Se aprovado, o projeto segue para a Comissão de Transparência, Governança, Fiscalização e Controle (CTFC).

Proteção da privacidade

Oacesso ao PTS só será possível por senha pessoal ou identificação biométrica.

Quanto aos dados sobre a saúde de cada usuário, somente serão registradas no PTS as que forem autorizadas pelo próprio paciente. E as informações serão sigilosas, podendo ser acessadas pelos profissionais de saúde somente se houver a autorização do paciente. As únicas exceções serão em situações como as de urgência, emergências, inconsciências ou sedação, quando não for possível obter a autorização no momento do atendimento.

"Há situações em que uma vida pode ser salva quando estas informações são obtidas, mesmo que o quadro do assistido não lhe permita prestar esclarecimentos — em situações de urgências, emergências, inconsciência ou sedação e etc. Nestes casos, ou quando o paciente expressamente concordar com o acesso do profissional a seus dados, será útil permitir o acesso, visando otimizar o atendimento", explicou Rocha no relatório.

Ainda de acordo com o texto a ser analisado, caberá ao PTS dispor recursos tecnológicos para notificar o usuário sobre informações médico-hospitalares, como lembretes de consultas, exames, procedimentos e vacinações, dentre outras.

Mais controle social

No relatório, Rocha destaca que a entrega de informações atualizadas pela internet sobre o funcionamento dos serviços do SUS "será um mecanismo muito eficiente para efetivar o controle e a participação da comunidade".

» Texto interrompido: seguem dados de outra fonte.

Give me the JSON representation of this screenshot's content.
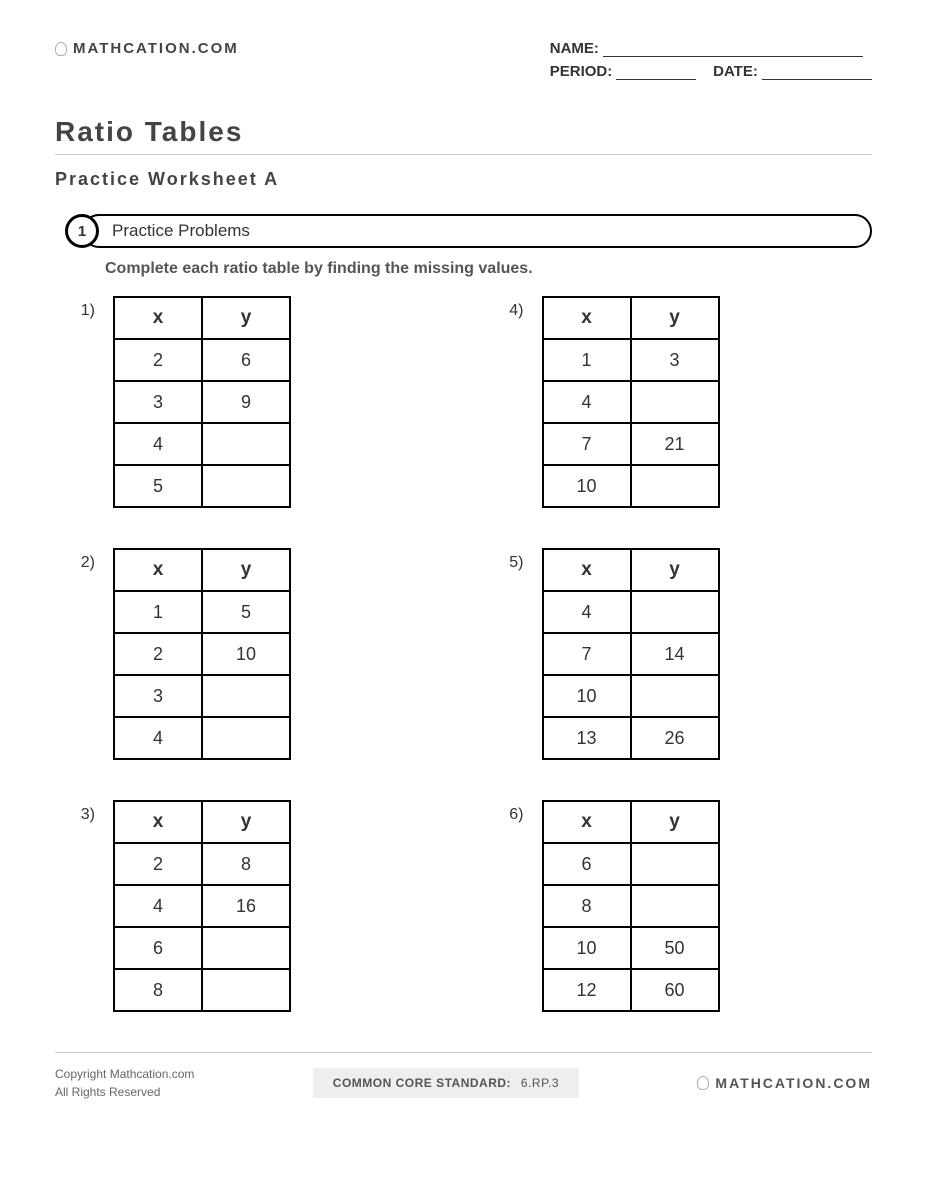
{
  "logo_text": "MATHCATION.COM",
  "fields": {
    "name": "NAME:",
    "period": "PERIOD:",
    "date": "DATE:"
  },
  "title": "Ratio Tables",
  "subtitle": "Practice Worksheet A",
  "section": {
    "num": "1",
    "label": "Practice Problems"
  },
  "instructions": "Complete each ratio table by finding the missing values.",
  "headers": {
    "x": "x",
    "y": "y"
  },
  "problems": [
    {
      "num": "1)",
      "rows": [
        [
          "2",
          "6"
        ],
        [
          "3",
          "9"
        ],
        [
          "4",
          ""
        ],
        [
          "5",
          ""
        ]
      ]
    },
    {
      "num": "4)",
      "rows": [
        [
          "1",
          "3"
        ],
        [
          "4",
          ""
        ],
        [
          "7",
          "21"
        ],
        [
          "10",
          ""
        ]
      ]
    },
    {
      "num": "2)",
      "rows": [
        [
          "1",
          "5"
        ],
        [
          "2",
          "10"
        ],
        [
          "3",
          ""
        ],
        [
          "4",
          ""
        ]
      ]
    },
    {
      "num": "5)",
      "rows": [
        [
          "4",
          ""
        ],
        [
          "7",
          "14"
        ],
        [
          "10",
          ""
        ],
        [
          "13",
          "26"
        ]
      ]
    },
    {
      "num": "3)",
      "rows": [
        [
          "2",
          "8"
        ],
        [
          "4",
          "16"
        ],
        [
          "6",
          ""
        ],
        [
          "8",
          ""
        ]
      ]
    },
    {
      "num": "6)",
      "rows": [
        [
          "6",
          ""
        ],
        [
          "8",
          ""
        ],
        [
          "10",
          "50"
        ],
        [
          "12",
          "60"
        ]
      ]
    }
  ],
  "footer": {
    "copyright1": "Copyright Mathcation.com",
    "copyright2": "All Rights Reserved",
    "standard_label": "COMMON CORE STANDARD:",
    "standard_value": "6.RP.3"
  }
}
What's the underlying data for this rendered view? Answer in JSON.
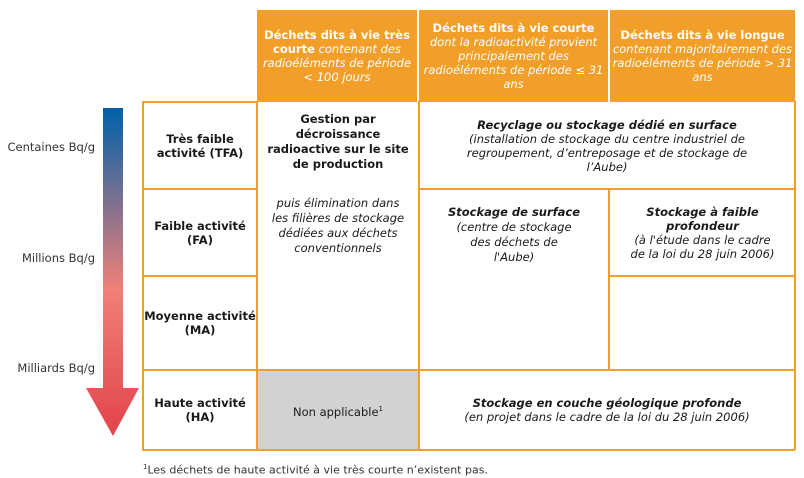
{
  "scale": {
    "labels": [
      "Centaines Bq/g",
      "Millions Bq/g",
      "Milliards Bq/g"
    ],
    "arrow_gradient": [
      "#0060aa",
      "#f08078",
      "#e2434a"
    ]
  },
  "headers": [
    {
      "bold": "Déchets dits à vie très courte",
      "italic": "contenant des radioéléments de période < 100 jours"
    },
    {
      "bold": "Déchets dits à vie courte",
      "italic": "dont la radioactivité provient principalement des radioéléments de période ≤ 31 ans"
    },
    {
      "bold": "Déchets dits à vie longue",
      "italic": "contenant majoritairement des radioéléments de période > 31 ans"
    }
  ],
  "rows": [
    "Très faible activité (TFA)",
    "Faible activité (FA)",
    "Moyenne activité (MA)",
    "Haute activité (HA)"
  ],
  "cells": {
    "vtc_main": {
      "bold": "Gestion par décroissance radioactive sur le site de production",
      "italic": "puis élimination dans les filières de stockage dédiées aux déchets conventionnels"
    },
    "vtc_ha": {
      "text": "Non applicable",
      "sup": "1"
    },
    "tfa": {
      "bold": "Recyclage ou stockage dédié en surface",
      "italic": "(installation de stockage du centre industriel de regroupement, d’entreposage et de stockage de l’Aube)"
    },
    "fa_ma_vc": {
      "bold": "Stockage de surface",
      "italic": "(centre de stockage des déchets de l'Aube)"
    },
    "fa_vl": {
      "bold": "Stockage à faible profondeur",
      "italic": "(à l'étude dans le cadre de la loi du 28 juin 2006)"
    },
    "ha": {
      "bold": "Stockage en couche géologique profonde",
      "italic": "(en projet dans le cadre de la loi du 28 juin 2006)"
    }
  },
  "footnote": {
    "sup": "1",
    "text": "Les déchets de haute activité à vie très courte n’existent pas."
  },
  "colors": {
    "accent": "#f29f2a",
    "na_bg": "#d1d2d4"
  }
}
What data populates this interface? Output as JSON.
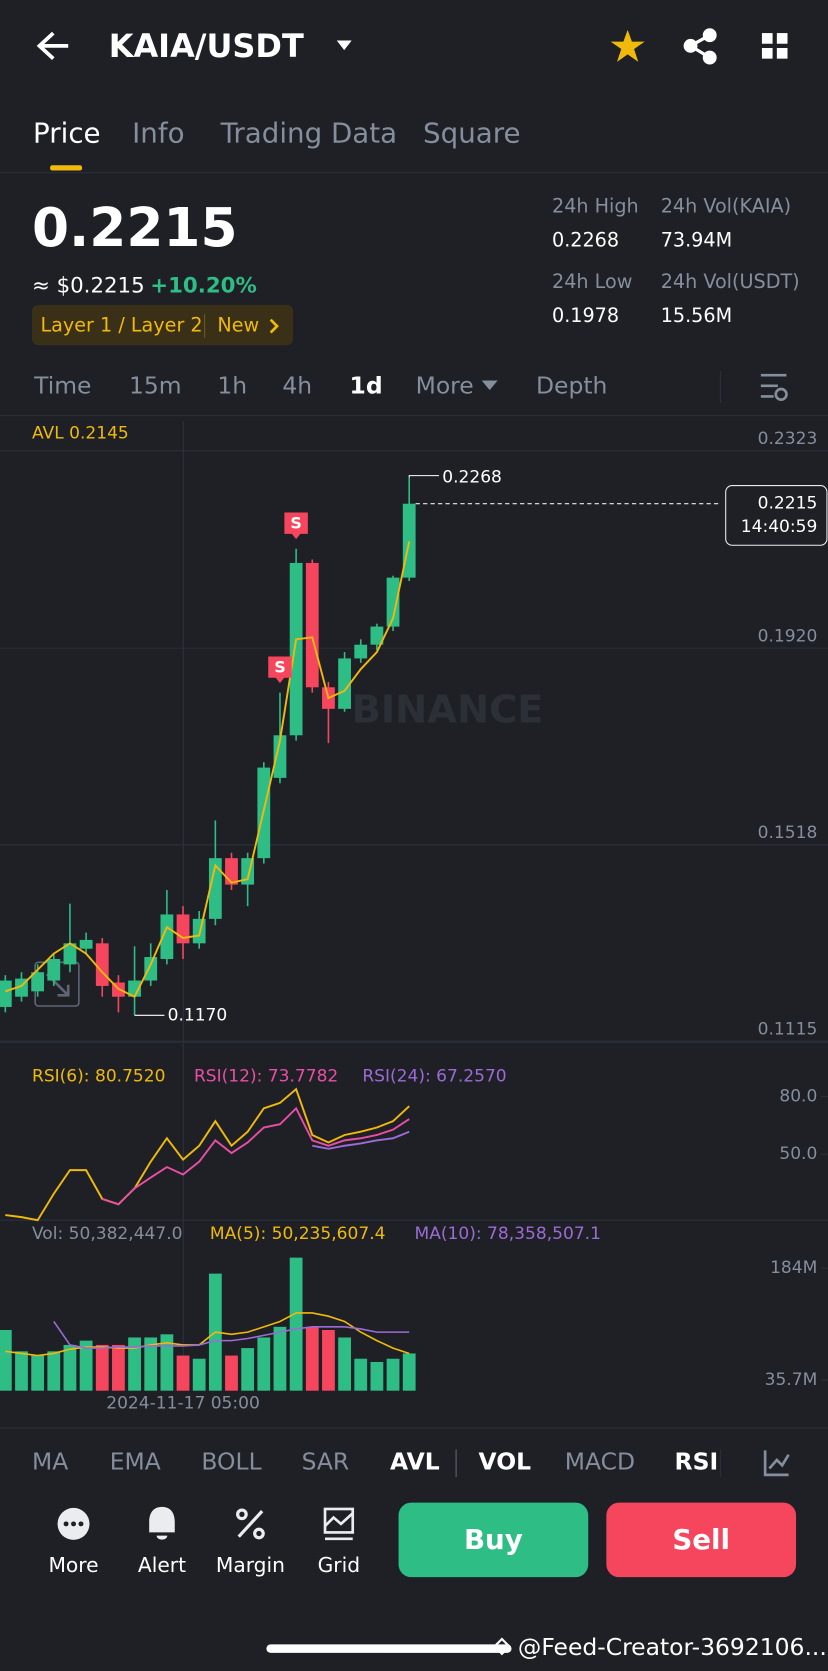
{
  "header": {
    "pair": "KAIA/USDT"
  },
  "tabs": [
    "Price",
    "Info",
    "Trading Data",
    "Square"
  ],
  "price": {
    "last": "0.2215",
    "usd": "≈ $0.2215",
    "change": "+10.20%",
    "tag": "Layer 1 / Layer 2",
    "tag_new": "New"
  },
  "stats": [
    {
      "label": "24h High",
      "value": "0.2268"
    },
    {
      "label": "24h Vol(KAIA)",
      "value": "73.94M"
    },
    {
      "label": "24h Low",
      "value": "0.1978"
    },
    {
      "label": "24h Vol(USDT)",
      "value": "15.56M"
    }
  ],
  "intervals": [
    "Time",
    "15m",
    "1h",
    "4h",
    "1d",
    "More",
    "Depth"
  ],
  "watermark_brand": "BINANCE",
  "chart_data": [
    {
      "type": "candlestick",
      "up_color": "#2ebd85",
      "down_color": "#f6465d",
      "categories": [
        null,
        null,
        null,
        null,
        null,
        null,
        null,
        null,
        null,
        null,
        null,
        "2024-11-17 05:00",
        null,
        null,
        null,
        null,
        null,
        null,
        null,
        null,
        null,
        null,
        null,
        null,
        null,
        null
      ],
      "open": [
        0.1187,
        0.1208,
        0.1219,
        0.1241,
        0.1274,
        0.1306,
        0.1317,
        0.1237,
        0.1208,
        0.1241,
        0.1285,
        0.1376,
        0.1317,
        0.1367,
        0.1491,
        0.1437,
        0.1491,
        0.1655,
        0.1742,
        0.2094,
        0.184,
        0.1796,
        0.1899,
        0.1927,
        0.1964,
        0.2064
      ],
      "high": [
        0.1252,
        0.1258,
        0.1274,
        0.1296,
        0.1398,
        0.1339,
        0.1328,
        0.1252,
        0.1311,
        0.1317,
        0.1426,
        0.1393,
        0.1383,
        0.1568,
        0.1502,
        0.1502,
        0.1687,
        0.1829,
        0.2123,
        0.2101,
        0.1851,
        0.1912,
        0.1938,
        0.197,
        0.2068,
        0.2268
      ],
      "low": [
        0.1176,
        0.1198,
        0.1208,
        0.123,
        0.1258,
        0.1296,
        0.1208,
        0.1176,
        0.117,
        0.123,
        0.1274,
        0.1285,
        0.1306,
        0.1354,
        0.1426,
        0.1393,
        0.148,
        0.1644,
        0.1731,
        0.1829,
        0.1726,
        0.179,
        0.189,
        0.1916,
        0.1955,
        0.2057
      ],
      "close": [
        0.1241,
        0.1245,
        0.1258,
        0.1285,
        0.1317,
        0.1324,
        0.123,
        0.1208,
        0.1241,
        0.1289,
        0.1376,
        0.1317,
        0.1367,
        0.1491,
        0.1437,
        0.1491,
        0.1676,
        0.1742,
        0.2094,
        0.184,
        0.1796,
        0.1899,
        0.1927,
        0.1964,
        0.2064,
        0.2215
      ],
      "series": [
        {
          "name": "AVL 0.2145",
          "color": "#f0b90b",
          "values": [
            0.1219,
            0.123,
            0.1263,
            0.1296,
            0.1317,
            0.1296,
            0.1258,
            0.1224,
            0.1208,
            0.1274,
            0.135,
            0.1328,
            0.1333,
            0.1476,
            0.1441,
            0.1448,
            0.1589,
            0.1731,
            0.1938,
            0.1942,
            0.1818,
            0.1833,
            0.1877,
            0.1912,
            0.1981,
            0.2138
          ]
        }
      ],
      "ylim": [
        0.1115,
        0.2384
      ],
      "yticks": [
        0.2323,
        {
          "value": 0.192,
          "label": "0.1920"
        },
        0.1518,
        0.1115
      ],
      "grid": true,
      "annotations": {
        "high": "0.2268",
        "low": "0.1170",
        "last": "0.2215",
        "countdown": "14:40:59",
        "signal": "S"
      }
    },
    {
      "type": "line",
      "series": [
        {
          "name": "RSI(6): 80.7520",
          "color": "#f0b90b",
          "values": [
            18.3,
            17.2,
            15.6,
            29.4,
            41.7,
            41.7,
            26.7,
            23.9,
            32.2,
            46.1,
            58.3,
            47.2,
            54.4,
            67.2,
            54.4,
            61.7,
            73.9,
            76.7,
            83.9,
            60.0,
            56.1,
            60.0,
            61.7,
            63.9,
            67.2,
            75.0
          ]
        },
        {
          "name": "RSI(12): 73.7782",
          "color": "#e84fa4",
          "values": [
            null,
            null,
            null,
            null,
            null,
            null,
            26.7,
            23.9,
            32.2,
            37.8,
            43.3,
            39.4,
            46.1,
            57.2,
            50.6,
            56.1,
            63.9,
            65.6,
            73.9,
            57.2,
            54.4,
            57.2,
            58.3,
            60.0,
            62.8,
            68.3
          ]
        },
        {
          "name": "RSI(24): 67.2570",
          "color": "#9b6bd6",
          "values": [
            null,
            null,
            null,
            null,
            null,
            null,
            null,
            null,
            null,
            null,
            null,
            null,
            null,
            null,
            null,
            null,
            null,
            null,
            null,
            54.4,
            52.8,
            54.4,
            55.6,
            57.2,
            58.3,
            61.7
          ]
        }
      ],
      "ylim": [
        15.6,
        98.9
      ],
      "yticks": [
        {
          "value": 80,
          "label": "80.0"
        },
        {
          "value": 50,
          "label": "50.0"
        }
      ]
    },
    {
      "type": "bar",
      "legend": "Vol: 50,382,447.0",
      "values": [
        102.1,
        73.8,
        68.2,
        73.8,
        82.3,
        88.0,
        82.3,
        82.3,
        92.2,
        92.2,
        96.4,
        68.2,
        64.0,
        176.9,
        68.2,
        78.1,
        92.2,
        106.3,
        198.1,
        106.3,
        102.1,
        92.2,
        64.0,
        59.7,
        64.0,
        71.0
      ],
      "series": [
        {
          "name": "MA(5): 50,235,607.4",
          "color": "#f0b90b",
          "values": [
            73.8,
            71.0,
            68.2,
            71.0,
            76.7,
            79.5,
            79.5,
            78.1,
            78.1,
            82.3,
            85.1,
            82.3,
            82.3,
            99.3,
            96.4,
            99.3,
            106.3,
            113.4,
            124.7,
            124.7,
            120.4,
            113.4,
            99.3,
            88.0,
            78.1,
            71.0
          ]
        },
        {
          "name": "MA(10): 78,358,507.1",
          "color": "#9b6bd6",
          "values": [
            null,
            null,
            null,
            113.4,
            82.3,
            78.1,
            78.1,
            79.5,
            79.5,
            80.9,
            80.9,
            80.9,
            82.3,
            88.0,
            88.0,
            90.8,
            95.0,
            99.3,
            103.5,
            106.3,
            106.3,
            106.3,
            103.5,
            99.3,
            99.3,
            99.3
          ]
        }
      ],
      "ylim": [
        21.6,
        212.4
      ],
      "yticks": [
        {
          "value": 184,
          "label": "184M"
        },
        {
          "value": 35.7,
          "label": "35.7M"
        }
      ]
    }
  ],
  "indicators": [
    "MA",
    "EMA",
    "BOLL",
    "SAR",
    "AVL",
    "VOL",
    "MACD",
    "RSI"
  ],
  "actions": [
    "More",
    "Alert",
    "Margin",
    "Grid"
  ],
  "buy": "Buy",
  "sell": "Sell",
  "watermark": "@Feed-Creator-3692106..."
}
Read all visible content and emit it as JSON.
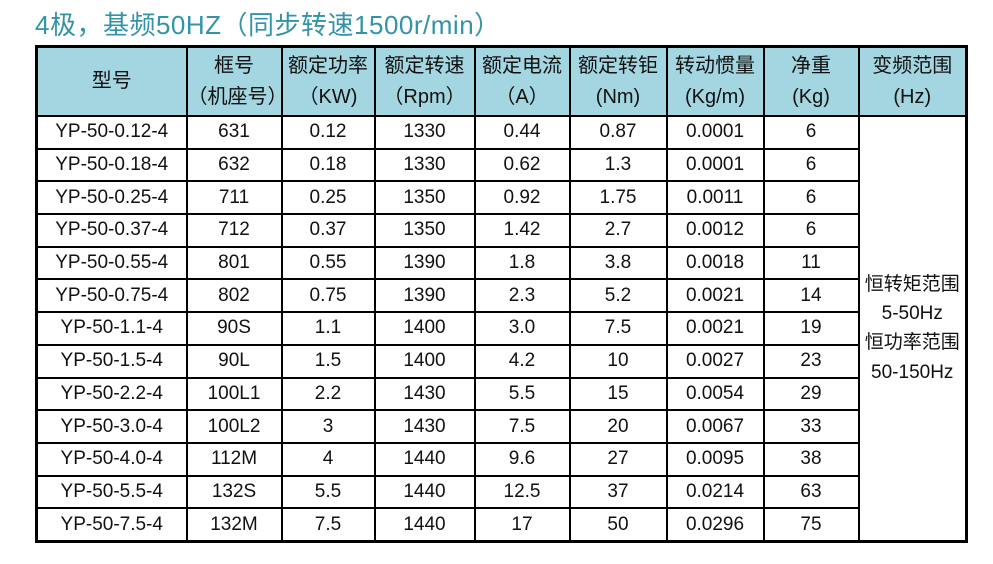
{
  "page": {
    "title": "4极，基频50HZ（同步转速1500r/min）",
    "colors": {
      "title": "#3293a9",
      "header_bg": "#a3d6e1",
      "border": "#000000"
    }
  },
  "table": {
    "columns": [
      {
        "title": "型号",
        "unit": ""
      },
      {
        "title": "框号",
        "unit": "（机座号）"
      },
      {
        "title": "额定功率",
        "unit": "（KW)"
      },
      {
        "title": "额定转速",
        "unit": "（Rpm）"
      },
      {
        "title": "额定电流",
        "unit": "（A）"
      },
      {
        "title": "额定转钜",
        "unit": "(Nm)"
      },
      {
        "title": "转动惯量",
        "unit": "(Kg/m)"
      },
      {
        "title": "净重",
        "unit": "(Kg)"
      },
      {
        "title": "变频范围",
        "unit": "(Hz)"
      }
    ],
    "rows": [
      [
        "YP-50-0.12-4",
        "631",
        "0.12",
        "1330",
        "0.44",
        "0.87",
        "0.0001",
        "6"
      ],
      [
        "YP-50-0.18-4",
        "632",
        "0.18",
        "1330",
        "0.62",
        "1.3",
        "0.0001",
        "6"
      ],
      [
        "YP-50-0.25-4",
        "711",
        "0.25",
        "1350",
        "0.92",
        "1.75",
        "0.0011",
        "6"
      ],
      [
        "YP-50-0.37-4",
        "712",
        "0.37",
        "1350",
        "1.42",
        "2.7",
        "0.0012",
        "6"
      ],
      [
        "YP-50-0.55-4",
        "801",
        "0.55",
        "1390",
        "1.8",
        "3.8",
        "0.0018",
        "11"
      ],
      [
        "YP-50-0.75-4",
        "802",
        "0.75",
        "1390",
        "2.3",
        "5.2",
        "0.0021",
        "14"
      ],
      [
        "YP-50-1.1-4",
        "90S",
        "1.1",
        "1400",
        "3.0",
        "7.5",
        "0.0021",
        "19"
      ],
      [
        "YP-50-1.5-4",
        "90L",
        "1.5",
        "1400",
        "4.2",
        "10",
        "0.0027",
        "23"
      ],
      [
        "YP-50-2.2-4",
        "100L1",
        "2.2",
        "1430",
        "5.5",
        "15",
        "0.0054",
        "29"
      ],
      [
        "YP-50-3.0-4",
        "100L2",
        "3",
        "1430",
        "7.5",
        "20",
        "0.0067",
        "33"
      ],
      [
        "YP-50-4.0-4",
        "112M",
        "4",
        "1440",
        "9.6",
        "27",
        "0.0095",
        "38"
      ],
      [
        "YP-50-5.5-4",
        "132S",
        "5.5",
        "1440",
        "12.5",
        "37",
        "0.0214",
        "63"
      ],
      [
        "YP-50-7.5-4",
        "132M",
        "7.5",
        "1440",
        "17",
        "50",
        "0.0296",
        "75"
      ]
    ],
    "merged_cell": {
      "lines": [
        "恒转矩范围",
        "5-50Hz",
        "恒功率范围",
        "50-150Hz"
      ]
    }
  }
}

Ele acrescenta que o PTS "vai além, pois aprimora a lei ao propor um acompanhamento mais intenso da gestão, já que se vale de instrumentos mais modernos, viabilizados pela internet, que podem ser utilizados a qualquer tempo". Para Rocha, os mecanismos do PTS ainda fortalecerão a atuação dos Conselhos de Saúde, "fornecendo subsídios para seus trabalhos".

Gargalos do SUS

O senador ainda pondera que há vários gargalos na gestão do SUS, que eventualmente permitem que equipamentos fiquem inoperantes, ou que profissionais fiquem ociosos.

Portanto, o acompanhamento da efetiva oferta cotidiana dos serviços e profissionais, por parte do PTS, permitirá que os cidadãos apontem as falhas. E assim possam reivindicar seus direitos com maior frequência, gerando relevantes mudanças e melhorias na saúde pública.

Agência Senado (Reprodução autorizada mediante citação da Agência Senado)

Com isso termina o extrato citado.